Ich bin platt. Shomat war bisher „Titten.Pussy.Bier“ und jetzt wird er ganz differenziert und schwafelt. Oder auch nicht. Trotz Titten und so weiter war er ja immer intelligent. Was heißt war: man wird nicht unintelligent wenn man mal intelligent war, man wird höchstens dümmer weil man viel vergisst . Das hat ja nichts mit Intelligenz zu tun.
Er ist der Gleiche aber seine Sorgen sind andere. Und ich bin sein Freund und er hat mich angerufen weil er Sorgen hat. Es gibt kein zurück, ich muss ihn wenigstens anhören und ihm dann helfen. Und was ich bisher mitbekommen habe helfe ich mir dann auch selbst.
Ja, ich könnte der Sache aus dem Weg gehen aber das würde mich in meiner Selbstachtung wieder nach hinten werfen. Außerdem gefällt es mir hier recht gut.
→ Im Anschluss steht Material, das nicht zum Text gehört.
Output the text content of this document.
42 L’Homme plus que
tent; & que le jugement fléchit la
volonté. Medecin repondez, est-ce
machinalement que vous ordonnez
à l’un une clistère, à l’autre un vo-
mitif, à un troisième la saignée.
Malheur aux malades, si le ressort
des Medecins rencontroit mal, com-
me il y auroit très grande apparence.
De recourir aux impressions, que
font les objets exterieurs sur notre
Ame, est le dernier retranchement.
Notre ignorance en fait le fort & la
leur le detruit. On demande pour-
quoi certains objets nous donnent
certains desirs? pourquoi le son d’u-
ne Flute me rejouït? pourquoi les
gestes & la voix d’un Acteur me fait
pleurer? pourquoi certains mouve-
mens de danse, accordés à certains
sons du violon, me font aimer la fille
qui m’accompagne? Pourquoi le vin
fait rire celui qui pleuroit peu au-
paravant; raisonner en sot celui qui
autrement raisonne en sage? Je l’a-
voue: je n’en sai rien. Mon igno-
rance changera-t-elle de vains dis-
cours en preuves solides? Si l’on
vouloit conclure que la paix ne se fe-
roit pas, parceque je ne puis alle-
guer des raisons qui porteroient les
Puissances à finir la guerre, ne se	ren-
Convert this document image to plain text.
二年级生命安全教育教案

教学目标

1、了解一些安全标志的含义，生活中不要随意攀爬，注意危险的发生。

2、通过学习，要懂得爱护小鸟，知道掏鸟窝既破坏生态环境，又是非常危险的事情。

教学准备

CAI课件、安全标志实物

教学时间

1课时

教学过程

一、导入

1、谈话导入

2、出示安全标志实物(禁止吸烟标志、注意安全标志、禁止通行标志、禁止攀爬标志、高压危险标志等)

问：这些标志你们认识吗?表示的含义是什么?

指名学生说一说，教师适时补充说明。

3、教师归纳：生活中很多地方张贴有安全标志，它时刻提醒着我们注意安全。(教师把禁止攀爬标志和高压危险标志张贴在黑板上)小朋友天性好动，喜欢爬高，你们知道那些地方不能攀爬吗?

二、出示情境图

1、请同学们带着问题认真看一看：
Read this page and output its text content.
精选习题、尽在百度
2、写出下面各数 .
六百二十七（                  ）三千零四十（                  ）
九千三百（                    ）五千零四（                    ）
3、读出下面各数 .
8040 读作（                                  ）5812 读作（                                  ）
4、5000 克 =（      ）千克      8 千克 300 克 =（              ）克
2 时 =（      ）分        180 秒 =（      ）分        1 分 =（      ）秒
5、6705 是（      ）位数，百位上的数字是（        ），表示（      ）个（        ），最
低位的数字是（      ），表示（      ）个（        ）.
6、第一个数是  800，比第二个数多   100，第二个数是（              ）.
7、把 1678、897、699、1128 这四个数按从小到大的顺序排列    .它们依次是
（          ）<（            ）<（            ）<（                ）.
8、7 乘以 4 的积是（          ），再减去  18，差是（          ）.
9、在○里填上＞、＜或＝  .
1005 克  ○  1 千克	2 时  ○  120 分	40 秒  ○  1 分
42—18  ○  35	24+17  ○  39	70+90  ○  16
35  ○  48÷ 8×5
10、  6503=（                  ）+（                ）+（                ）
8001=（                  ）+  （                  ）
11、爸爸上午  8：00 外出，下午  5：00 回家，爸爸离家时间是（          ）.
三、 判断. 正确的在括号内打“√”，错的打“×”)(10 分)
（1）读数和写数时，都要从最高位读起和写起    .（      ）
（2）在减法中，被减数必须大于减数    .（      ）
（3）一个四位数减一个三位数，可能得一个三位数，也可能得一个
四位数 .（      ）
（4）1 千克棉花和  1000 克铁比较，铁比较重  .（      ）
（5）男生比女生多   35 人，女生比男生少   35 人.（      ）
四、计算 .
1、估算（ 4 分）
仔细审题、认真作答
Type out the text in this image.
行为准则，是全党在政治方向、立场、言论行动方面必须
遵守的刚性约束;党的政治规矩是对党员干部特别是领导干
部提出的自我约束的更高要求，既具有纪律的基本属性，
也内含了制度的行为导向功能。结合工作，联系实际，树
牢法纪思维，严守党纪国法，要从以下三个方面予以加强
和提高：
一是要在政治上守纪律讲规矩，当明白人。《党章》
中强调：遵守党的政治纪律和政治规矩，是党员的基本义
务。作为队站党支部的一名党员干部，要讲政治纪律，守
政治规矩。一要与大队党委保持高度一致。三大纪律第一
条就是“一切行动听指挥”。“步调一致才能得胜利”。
Vielleicht kann ich mir ein wenig was von dem Kuchen abschneiden.

„Ich brauche Deine Hilfe. Nicht weil Du besonders gut bist oder sonst was, aber Du hast die Eigenschaft, sehenden Auges eine einzustecken. Du bist zwar auch da nicht sonderlich gut aber du machst die Augen nicht zu. Deswegen brauche ich Dich..
Nicht weil Du ein Held bist, versteh mich nicht falsch, ich habe dich absichtlich angerufen, sondern weil du wie ein Bekloppter kämpfst wenn Du von was überzeugt bist. Ich brauche einen der mit Gehirn schlägt.“
„Aha“
„Bist Du immer noch mit Hirn unterwegs? Deine Beine haben‘s ja niemals so richtig gebracht. Also, wie ist es mit Hirn? Bist Du noch schnell oder bist Du mittlerweile gründlich wie ein alter Depp?“
„Schnell, zu mehr reicht es nicht. Schnell und schlampig“
„Okay, das habe ich erwartet. Du bist also dabei und ich habe mich nicht getäuscht. Morgen um Acht.
„Und wenn ich nicht will?“
„Morgen um Acht.“

Das ist ein Verabschiedung. Ganz klar habe ich mich morgen um acht einzufinden und dann geht es weiter.

Ich muss raus aus dem Haus nur um morgen wieder zu kommen, was für ein Unsinn. Hier ist es schön aber ich weiß ich komme wieder.